Abstract:Objective: The accurate classification of mass lesions in the adrenal glands ('adrenal masses'), detected with computed tomography (CT), is important for diagnosis and patient management. Adrenal masses can be benign or malignant and the benign masses have varying prevalence. Classification methods based on convolutional neural networks (CNN) are the state-of-the-art in maximizing inter-class differences in large medical imaging training datasets. The application of CNNs, to adrenal masses is challenging due to large intra-class variations, large inter-class similarities and imbalanced training data due to the size of masses.
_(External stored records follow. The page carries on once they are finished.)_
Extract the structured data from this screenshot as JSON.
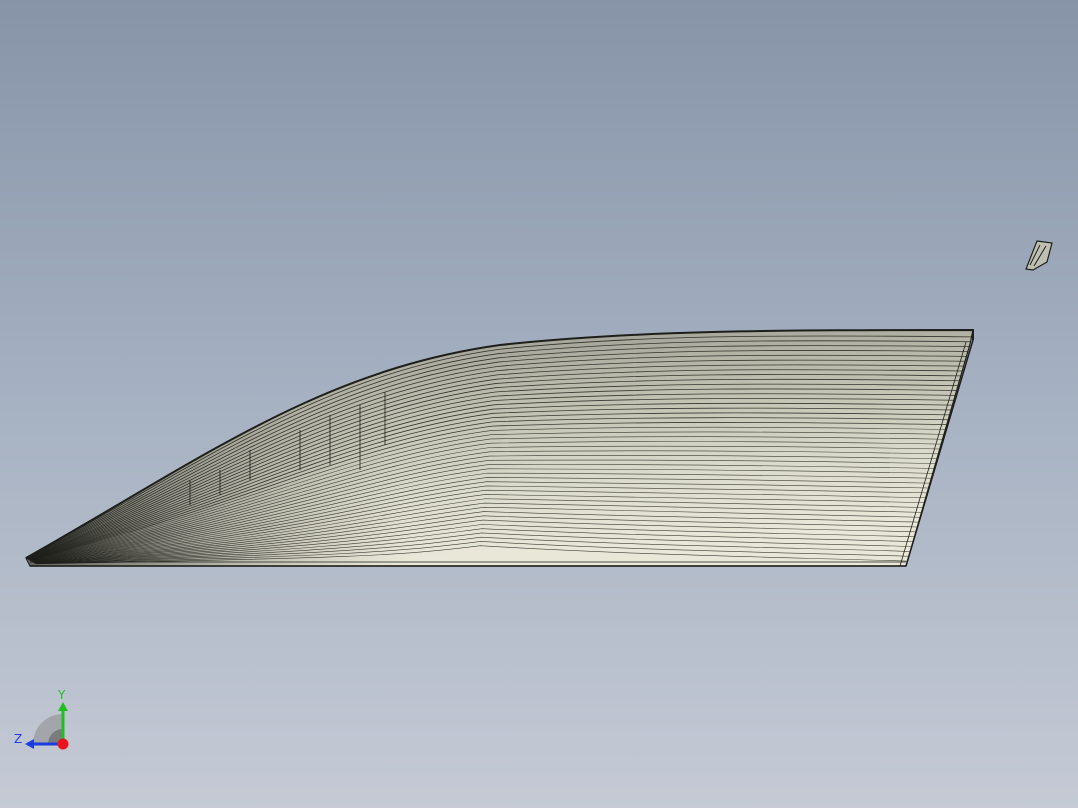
{
  "viewport": {
    "background_top": "#8794a8",
    "background_bottom": "#c5cad5",
    "model_fill_light": "#e6e5d6",
    "model_fill_dark": "#8e8f86",
    "line_color": "#1e1f1a"
  },
  "triad": {
    "x_axis_color": "#e8161c",
    "y_axis_color": "#1fbf1f",
    "z_axis_color": "#1b3de0",
    "y_label": "Y",
    "z_label": "Z"
  }
}
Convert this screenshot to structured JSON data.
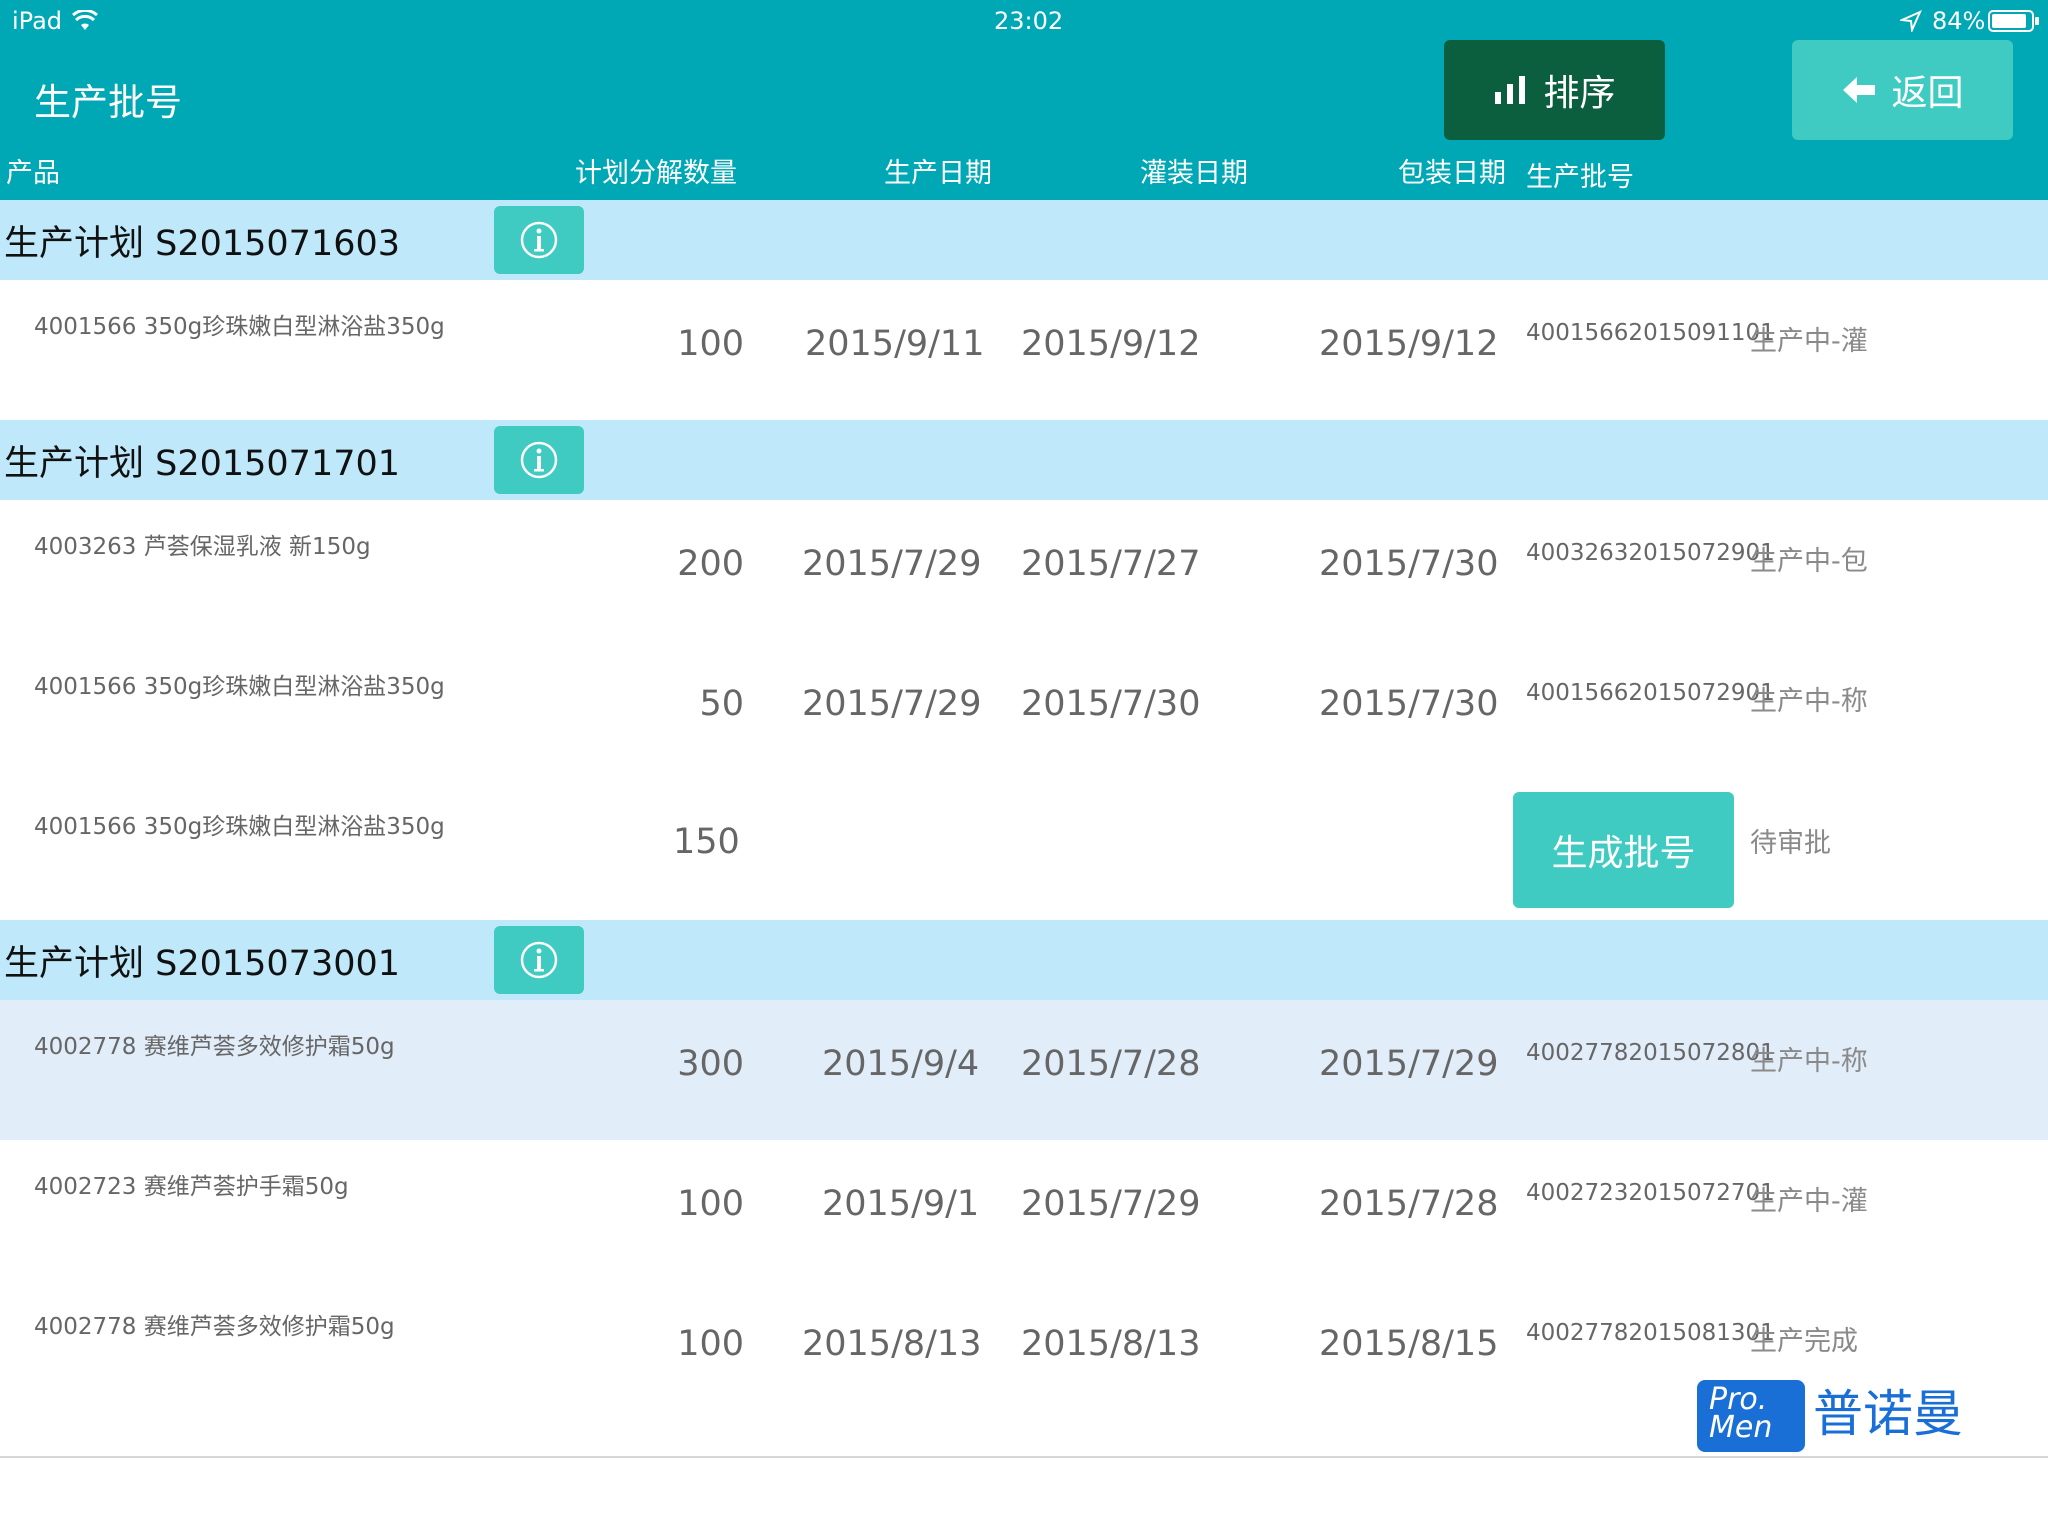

Methods: We developed a deep multi-scale resemblance network (DMRN) to overcome these limitations and leveraged paired CNNs to evaluate the intra-class similarities. We used multi-scale feature embedding to improve the inter-class separability by iteratively combining complementary information produced at different scales of the input to create structured feature descriptors. We also augmented the training data with randomly sampled paired adrenal masses to reduce the influence of imbalanced training data. We used 229 CT scans of patients with adrenal masses. Results: Our method had the best results compared to state-of-the-art methods. Conclusion: Our DMRN sub-classified adrenal masses on CT and was superior to state-of-the-art approaches.